Similarly, in the 2021 F1 stage, two (Mysuru and Vijayapura) districts overstimated the cotton yield, with a − 1% deviation each; however, for other eight districts, the forecasted yields were underestimated; at the F2 stage, the yield was understimated for six districts out of ten districts, with a deviation percent ranging from 0.3% to 9.1% and rest of the districts overstimated the yield. The results revealed an excellent agreement between the actual and forecasted yields. The errors calculated by this model were within the acceptable limits i.e., ± 10%, for most of the districts except for Kalaburagi at the F1 stages in both 2020 and 2021; hence, this can be best used for yield predicting.
The performance of the calibrated kharif cotton yield prediction model using ANN was evaluated across various districts (Table 8). A model with smaller RMSE, nRMSE, and higher EF values is considered to be better. The ANN models were used to used to evaluate for the F1 and F2 stages, with RMSE values ranging from 1.30 to 49.0 for the F1 stage and 1.8 to 60.1 for the F2 stage. The nRMSE values ranged from 0.4 to 16.9 for the F1 stage and 0.6 to 16.9 for the F2 stage, while the EF values ranged from 0.9 to 1.0 for both stages. Among the districts yield predicted, at the F1 stage, lower values of RMSE (1.30), nRMSE (0.4) and the highest EF (1.00) was found in Haveri district and higher value was observed in Belagavi district, with 49.0, 16.9, and 0.80 of RMSE, nRMSE, and EF, respectively. Similarly, at the F2 stage, lower value of RMSE (1.8), nRMSE (0.6) and EF (1.00) was found in Haveri district and higher RMSE was observed in Kalaburagi and Belagavi districts, with the highest nRMSE of 19.7. Overall, the model performed excellently, with an nRMSE value less than 10% categorized as excellent for eight out of ten districts in the F1 stage and for seven districts as excellent in the F2 stage. Moreover, the nRMSE value was categorized as good in two districts in the F1 stage and in three districts during the F2 stage.
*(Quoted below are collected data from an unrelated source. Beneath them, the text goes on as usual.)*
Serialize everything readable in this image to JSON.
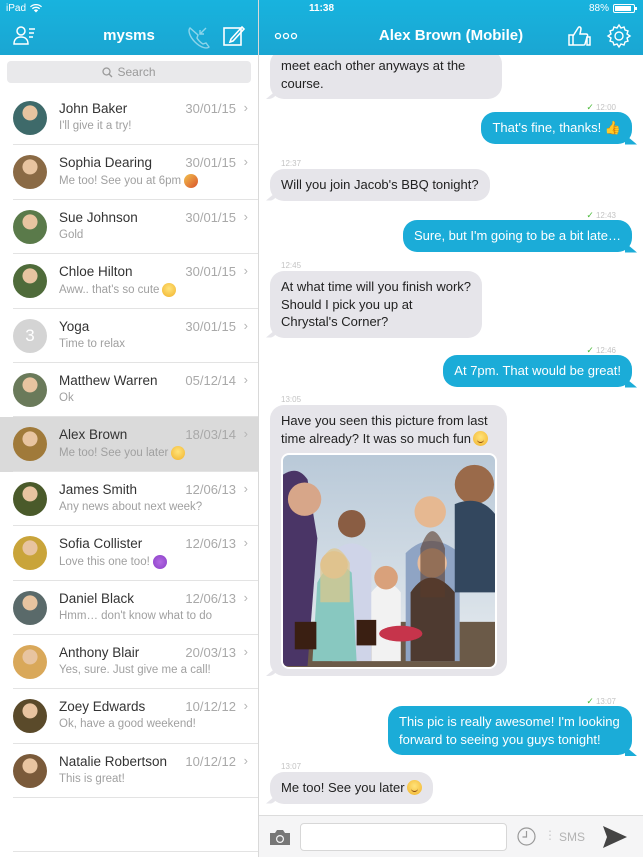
{
  "status_bar": {
    "device": "iPad",
    "time": "11:38",
    "battery": "88%",
    "battery_level": 0.88
  },
  "sidebar_header": {
    "title": "mysms",
    "icons": [
      "contacts-icon",
      "call-forward-icon",
      "compose-icon"
    ]
  },
  "chat_header": {
    "title": "Alex Brown (Mobile)",
    "icons": [
      "more-icon",
      "thumbs-up-icon",
      "gear-icon"
    ]
  },
  "search": {
    "placeholder": "Search"
  },
  "conversations": [
    {
      "name": "John Baker",
      "date": "30/01/15",
      "preview": "I'll give it a try!",
      "emoji": "",
      "avatar_color": "#3e6a6a"
    },
    {
      "name": "Sophia Dearing",
      "date": "30/01/15",
      "preview": "Me too! See you at 6pm",
      "emoji": "pizza",
      "avatar_color": "#8a6a45"
    },
    {
      "name": "Sue Johnson",
      "date": "30/01/15",
      "preview": "Gold",
      "emoji": "",
      "avatar_color": "#5a7a4a"
    },
    {
      "name": "Chloe Hilton",
      "date": "30/01/15",
      "preview": "Aww.. that's so cute",
      "emoji": "smile",
      "avatar_color": "#4f6b3a"
    },
    {
      "name": "Yoga",
      "date": "30/01/15",
      "preview": "Time to relax",
      "emoji": "",
      "placeholder": "3"
    },
    {
      "name": "Matthew Warren",
      "date": "05/12/14",
      "preview": "Ok",
      "emoji": "",
      "avatar_color": "#6a7a5a"
    },
    {
      "name": "Alex Brown",
      "date": "18/03/14",
      "preview": "Me too! See you later",
      "emoji": "smile",
      "avatar_color": "#a07a3a",
      "selected": true
    },
    {
      "name": "James Smith",
      "date": "12/06/13",
      "preview": "Any news about next week?",
      "emoji": "",
      "avatar_color": "#4a5a2a"
    },
    {
      "name": "Sofia Collister",
      "date": "12/06/13",
      "preview": "Love this one too!",
      "emoji": "purple-heart",
      "avatar_color": "#c9a43a"
    },
    {
      "name": "Daniel Black",
      "date": "12/06/13",
      "preview": "Hmm… don't know what to do",
      "emoji": "",
      "avatar_color": "#5a6a6a"
    },
    {
      "name": "Anthony Blair",
      "date": "20/03/13",
      "preview": "Yes, sure. Just give me a call!",
      "emoji": "",
      "avatar_color": "#d9a85a"
    },
    {
      "name": "Zoey Edwards",
      "date": "10/12/12",
      "preview": "Ok, have a good weekend!",
      "emoji": "",
      "avatar_color": "#5a4a2a"
    },
    {
      "name": "Natalie Robertson",
      "date": "10/12/12",
      "preview": "This is great!",
      "emoji": "",
      "avatar_color": "#7a5a3a"
    }
  ],
  "messages": [
    {
      "dir": "in",
      "text": "meet each other anyways at the course.",
      "time": ""
    },
    {
      "dir": "out",
      "text": "That's fine, thanks! 👍",
      "time": "12:00",
      "delivered": true
    },
    {
      "dir": "in",
      "text": "Will you join Jacob's BBQ tonight?",
      "time": "12:37"
    },
    {
      "dir": "out",
      "text": "Sure, but I'm going to be a bit late…",
      "time": "12:43",
      "delivered": true
    },
    {
      "dir": "in",
      "text": "At what time will you finish work? Should I pick you up at Chrystal's Corner?",
      "time": "12:45"
    },
    {
      "dir": "out",
      "text": "At 7pm. That would be great!",
      "time": "12:46",
      "delivered": true
    },
    {
      "dir": "in",
      "text": "Have you seen this picture from last time already? It was so much fun",
      "time": "13:05",
      "has_photo": true,
      "photo_alt": "Group of friends toasting drinks outdoors"
    },
    {
      "dir": "out",
      "text": "This pic is really awesome! I'm looking forward to seeing you guys tonight!",
      "time": "13:07",
      "delivered": true
    },
    {
      "dir": "in",
      "text": "Me too! See you later",
      "time": "13:07"
    }
  ],
  "composer": {
    "input_value": "",
    "placeholder": "",
    "channel_label": "SMS"
  },
  "colors": {
    "accent": "#1aacd8",
    "incoming_bubble": "#e6e5ea",
    "delivered_check": "#4cba3a",
    "selected_row": "#dadada"
  }
}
Inter comparison of models for their yield predictability
The kharif cotton yield was forecasted in 2023 at the F1 stage using SMLR for ten districts. The model performance was evaluated using R2, F value, and standard error (SE) of the estimates resulted from different weather variables (Table 9). The R2 value in the model ranges from 0.52 to 0.87. The model generally performs well across the districts, with R2 values above 0.7 for nine districts. Dharwad district had a lower SE (44.16), indicating relatively accurate predictions, and a higher R2 (0.78). The Kalaburagi district has a higher SE (112.16), suggesting less accurate predictions, but still with a moderate R2 (0.76). The R2 value of the Belagavi district is less than 0.6, indicating a moderate fit and suggesting that the model may not fit the data in that region. While R2 provides an overall measure of goodness-of-fit, it is essential to consider the specific context of each district and the agricultural factors that might influence the predictions.
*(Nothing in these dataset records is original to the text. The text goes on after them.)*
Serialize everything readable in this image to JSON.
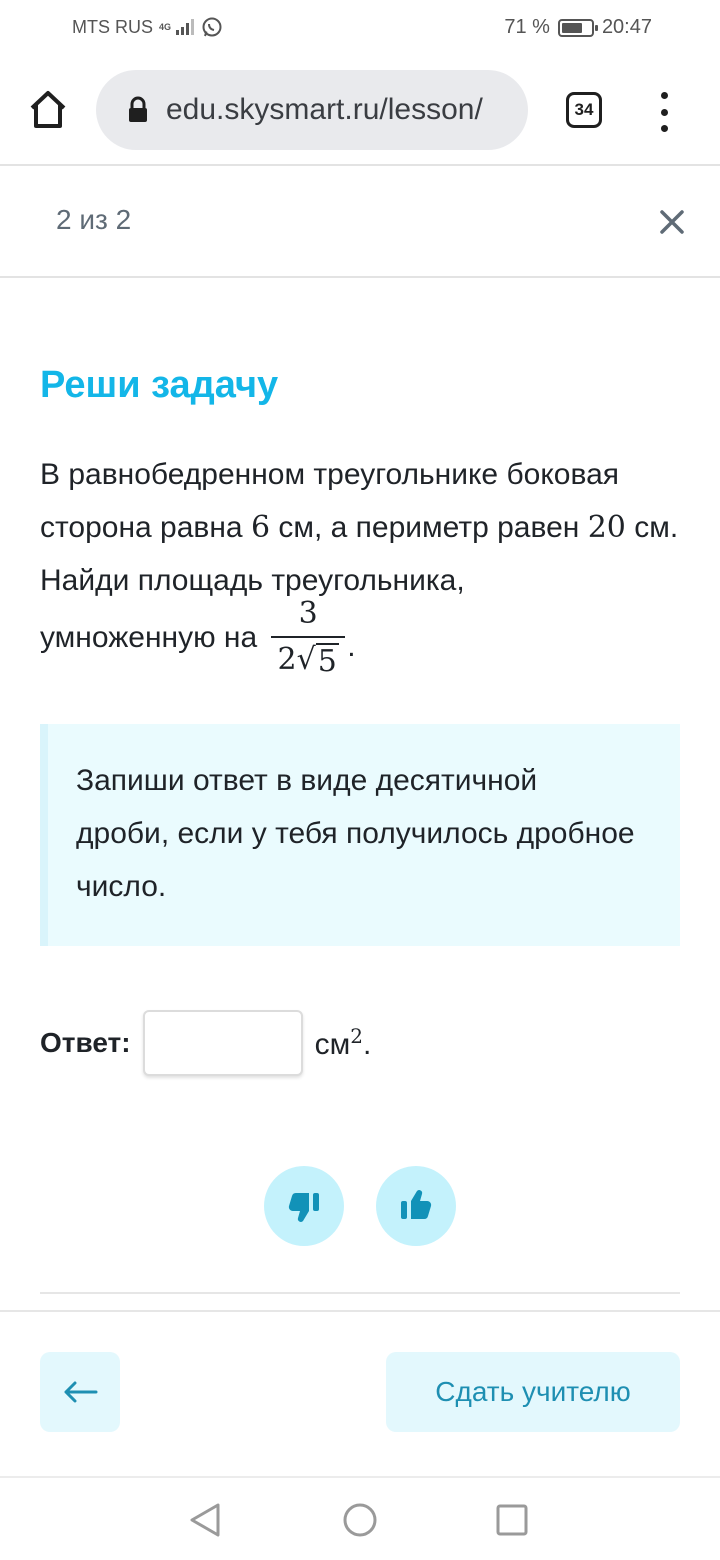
{
  "status_bar": {
    "carrier": "MTS RUS",
    "network_tag": "4G",
    "battery_percent": "71 %",
    "battery_level": 0.71,
    "time": "20:47"
  },
  "browser": {
    "url": "edu.skysmart.ru/lesson/",
    "tab_count": "34",
    "icons": [
      "home-icon",
      "lock-icon",
      "tabs-icon",
      "menu-icon"
    ]
  },
  "lesson": {
    "progress": "2 из 2",
    "title": "Реши задачу",
    "task_line1_pre": "В равнобедренном треугольнике боковая сторона равна ",
    "task_side": "6",
    "task_line1_mid": " см, а периметр равен ",
    "task_perimeter": "20",
    "task_line1_post": " см. Найди площадь треугольника,",
    "task_line2": "умноженную на",
    "fraction_numerator": "3",
    "fraction_den_coef": "2",
    "fraction_den_root": "5",
    "fraction_end": "."
  },
  "hint": {
    "text": "Запиши ответ в виде десятичной дроби, если у тебя получилось дробное число."
  },
  "answer": {
    "label": "Ответ:",
    "value": "",
    "unit": "см",
    "unit_power": "2",
    "unit_end": "."
  },
  "actions": {
    "submit_label": "Сдать учителю",
    "back_icon": "arrow-left-icon"
  },
  "colors": {
    "accent": "#13b6e8",
    "hint_bg": "#eafbfe",
    "button_bg": "#e3f8fd",
    "feedback_bg": "#c4f2fc",
    "button_text": "#1e8fb2"
  }
}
Similarly, the yield was also forecasted in 2023 at the F2 stage using SMLR for ten districts, and the regression equations and weather variables influencing the equation and the model performance were evaluated (Table 10). The model generally performs well across all districts, with consistently higher R2 values. A lower SE value suggests that the model provides accurate estimates for most districts. Dharwad district had a lower SE (41.91), indicating relatively accurate predictions, and the highest R2 (0.89). The Kalaburagi district has a higher SE (95.26), suggesting less accurate prediction, but still with a good R2 of 0.84. All districts have an R2 value above 0.7, indicating a stronger fit for predicting cotton yield at the F2 stage compared with the F1 stage.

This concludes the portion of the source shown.